L’intelligence artificielle ne cesse de redéfinir les frontières du possible. Hier, elle répondait à des questions simples. Aujourd’hui, elle écrit du code, analyse des données massives, crée des images et vidéos réalistes, et agit de manière quasi autonome. Mais tandis que ses capacités explosent, les garde-fous juridiques traînent dangereusement derrière.

C’est le constat glaçant d’un rapport préliminaire du Groupe scientifique international indépendant des Nations unies sur l’intelligence artificielle, rendu public en début de semaine. Le rapport avertit que la fenêtre pour établir une gouvernance mondiale efficace reste ouverte mais risque de ne pas le rester longtemps.

Le piège du retard réglementaire

Tous les gouvernements du monde font face au même problème : comment réglementer une technologie qui mute plus vite qu’on ne peut l’étudier ? Les décideurs politiques se trouvent dans ce que les experts appellent un “dilemme probatoire” : ils ont besoin de données scientifiques fiables avant d’introduire des règles, mais au moment où suffisamment de données existent, la technologie a déjà progressé.

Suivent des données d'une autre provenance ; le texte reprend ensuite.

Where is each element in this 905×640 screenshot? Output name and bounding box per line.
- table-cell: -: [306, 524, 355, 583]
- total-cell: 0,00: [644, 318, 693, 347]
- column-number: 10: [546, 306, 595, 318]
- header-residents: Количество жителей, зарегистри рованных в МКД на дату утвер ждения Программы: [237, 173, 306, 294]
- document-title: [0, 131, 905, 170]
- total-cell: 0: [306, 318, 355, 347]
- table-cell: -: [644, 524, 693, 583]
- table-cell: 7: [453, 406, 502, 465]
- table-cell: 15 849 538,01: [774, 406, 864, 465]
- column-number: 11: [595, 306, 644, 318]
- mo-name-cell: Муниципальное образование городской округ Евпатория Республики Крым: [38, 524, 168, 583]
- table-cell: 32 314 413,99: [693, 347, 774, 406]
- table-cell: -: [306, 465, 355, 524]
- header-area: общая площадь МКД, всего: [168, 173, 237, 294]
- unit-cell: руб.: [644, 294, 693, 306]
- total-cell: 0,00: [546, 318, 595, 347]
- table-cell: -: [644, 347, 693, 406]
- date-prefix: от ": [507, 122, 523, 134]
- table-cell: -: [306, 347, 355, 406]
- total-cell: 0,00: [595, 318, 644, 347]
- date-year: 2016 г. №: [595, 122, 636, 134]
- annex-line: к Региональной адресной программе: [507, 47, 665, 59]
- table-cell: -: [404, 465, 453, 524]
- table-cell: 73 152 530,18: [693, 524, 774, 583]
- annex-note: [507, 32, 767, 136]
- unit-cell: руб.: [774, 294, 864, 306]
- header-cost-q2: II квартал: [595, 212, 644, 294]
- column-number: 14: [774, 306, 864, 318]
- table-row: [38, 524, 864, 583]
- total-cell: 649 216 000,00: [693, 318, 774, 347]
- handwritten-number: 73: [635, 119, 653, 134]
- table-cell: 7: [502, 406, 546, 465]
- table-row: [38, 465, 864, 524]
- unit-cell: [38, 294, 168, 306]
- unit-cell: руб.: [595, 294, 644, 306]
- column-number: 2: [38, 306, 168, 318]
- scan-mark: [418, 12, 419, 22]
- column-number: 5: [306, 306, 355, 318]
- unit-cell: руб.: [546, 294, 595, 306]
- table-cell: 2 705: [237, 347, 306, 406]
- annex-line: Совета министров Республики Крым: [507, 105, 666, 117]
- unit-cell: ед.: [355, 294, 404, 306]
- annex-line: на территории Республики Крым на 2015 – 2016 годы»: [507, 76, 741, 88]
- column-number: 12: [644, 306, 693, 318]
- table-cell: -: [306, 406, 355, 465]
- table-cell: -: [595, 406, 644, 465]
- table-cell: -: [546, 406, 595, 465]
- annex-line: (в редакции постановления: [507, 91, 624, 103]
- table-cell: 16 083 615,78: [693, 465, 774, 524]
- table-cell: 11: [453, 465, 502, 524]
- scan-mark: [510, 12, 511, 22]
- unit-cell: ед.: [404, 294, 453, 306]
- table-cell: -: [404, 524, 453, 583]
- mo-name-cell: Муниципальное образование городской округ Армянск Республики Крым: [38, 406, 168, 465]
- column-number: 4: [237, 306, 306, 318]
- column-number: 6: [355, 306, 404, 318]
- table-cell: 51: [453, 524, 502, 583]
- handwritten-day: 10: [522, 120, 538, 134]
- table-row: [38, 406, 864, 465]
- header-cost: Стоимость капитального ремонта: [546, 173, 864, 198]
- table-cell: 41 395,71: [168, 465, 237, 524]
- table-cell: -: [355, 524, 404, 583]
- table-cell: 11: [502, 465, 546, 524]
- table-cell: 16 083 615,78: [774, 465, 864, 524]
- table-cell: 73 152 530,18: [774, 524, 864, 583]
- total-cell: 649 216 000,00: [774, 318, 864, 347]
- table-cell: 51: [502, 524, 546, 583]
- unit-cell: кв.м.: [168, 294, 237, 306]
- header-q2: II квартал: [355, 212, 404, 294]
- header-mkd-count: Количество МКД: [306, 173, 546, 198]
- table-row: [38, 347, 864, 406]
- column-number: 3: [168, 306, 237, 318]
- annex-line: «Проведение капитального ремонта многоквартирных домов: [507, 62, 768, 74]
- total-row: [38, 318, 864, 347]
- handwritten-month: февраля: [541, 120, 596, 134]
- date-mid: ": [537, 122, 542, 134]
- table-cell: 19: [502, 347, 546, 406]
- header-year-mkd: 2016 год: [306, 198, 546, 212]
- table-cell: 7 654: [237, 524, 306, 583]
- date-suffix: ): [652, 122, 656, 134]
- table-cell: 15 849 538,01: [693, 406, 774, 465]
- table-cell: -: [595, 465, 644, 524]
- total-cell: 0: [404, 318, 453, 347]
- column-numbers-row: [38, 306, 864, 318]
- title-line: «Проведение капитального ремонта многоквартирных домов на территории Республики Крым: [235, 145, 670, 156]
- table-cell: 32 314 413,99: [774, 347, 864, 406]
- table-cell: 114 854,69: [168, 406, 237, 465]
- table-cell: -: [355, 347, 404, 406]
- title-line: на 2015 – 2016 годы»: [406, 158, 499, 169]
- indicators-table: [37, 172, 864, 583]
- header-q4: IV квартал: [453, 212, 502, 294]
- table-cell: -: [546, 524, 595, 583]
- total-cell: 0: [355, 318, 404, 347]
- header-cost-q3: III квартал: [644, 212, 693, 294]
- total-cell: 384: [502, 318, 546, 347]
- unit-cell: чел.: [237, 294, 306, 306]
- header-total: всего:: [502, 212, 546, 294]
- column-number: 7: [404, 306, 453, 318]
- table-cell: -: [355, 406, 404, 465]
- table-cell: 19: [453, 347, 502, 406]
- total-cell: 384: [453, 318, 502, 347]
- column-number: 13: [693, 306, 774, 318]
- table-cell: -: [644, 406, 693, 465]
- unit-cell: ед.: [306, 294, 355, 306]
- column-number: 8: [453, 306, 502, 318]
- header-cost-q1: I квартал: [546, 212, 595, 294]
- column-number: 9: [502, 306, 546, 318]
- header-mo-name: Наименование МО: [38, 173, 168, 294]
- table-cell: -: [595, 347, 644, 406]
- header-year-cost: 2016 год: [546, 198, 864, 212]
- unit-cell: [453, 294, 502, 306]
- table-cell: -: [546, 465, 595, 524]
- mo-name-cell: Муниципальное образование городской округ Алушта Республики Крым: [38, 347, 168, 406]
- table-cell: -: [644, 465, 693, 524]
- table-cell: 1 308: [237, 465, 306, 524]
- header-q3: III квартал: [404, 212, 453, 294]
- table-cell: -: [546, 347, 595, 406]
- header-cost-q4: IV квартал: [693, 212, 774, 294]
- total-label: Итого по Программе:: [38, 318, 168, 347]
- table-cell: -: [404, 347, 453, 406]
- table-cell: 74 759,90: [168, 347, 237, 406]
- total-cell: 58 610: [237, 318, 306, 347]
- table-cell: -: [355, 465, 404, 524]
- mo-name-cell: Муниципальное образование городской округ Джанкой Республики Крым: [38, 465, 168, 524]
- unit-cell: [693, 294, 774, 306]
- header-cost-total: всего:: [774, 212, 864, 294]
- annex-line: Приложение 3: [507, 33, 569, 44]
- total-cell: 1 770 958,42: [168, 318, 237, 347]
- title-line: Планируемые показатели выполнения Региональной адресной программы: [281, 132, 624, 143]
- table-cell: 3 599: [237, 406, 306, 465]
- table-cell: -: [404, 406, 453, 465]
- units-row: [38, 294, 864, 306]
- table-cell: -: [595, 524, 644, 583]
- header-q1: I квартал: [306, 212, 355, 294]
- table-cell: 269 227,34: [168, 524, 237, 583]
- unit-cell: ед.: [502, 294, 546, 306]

En parallèle, une profusion de cadres fragmentés a fleuri aux quatre coins du globe. Bien que plus de 40 cadres de gouvernance de l’IA et lignes directrices éthiques existent dans différentes parties du monde, ils demeurent fragmentés, incohérents et rarement testés pour vérifier leur efficacité. Le problème s’aggrave : beaucoup d’évaluations de sécurité sont menées par les entreprises elles-mêmes qui développent la technologie. Le rapport conclut que des évaluations indépendantes plus solides, la coopération internationale et des normes communes sont nécessaires.

Vers une régulation mondiale ?

Le travail du groupe scientifique alimentera le Dialogue mondial des Nations unies sur la gouvernance de l’IA, qui débute à Genève le 6 juillet 2026, où les États membres discuteront des approches internationales pour gérer la technologie. Une convergence ambitieuse, mais suffisante ?

L’enjeu dépasse largement les salons de conférence. La technologie redessine déjà les sciences, la santé, l’éducation et les économies mondiales. Que elle rétrécisse ou élargisse les inégalités, qu’elle renforce ou affaiblisse la démocratie et les droits humains dépendra largement de la rapidité avec laquelle le monde pourra construire une gouvernance à la hauteur de l’innovation.

Ce qui se joue à Genève en ce début juillet n’est donc pas une simple discussion technique. C’est une course contre la montre pour imposer des limites à une technologie qui refuse de les respecter d’elle-même.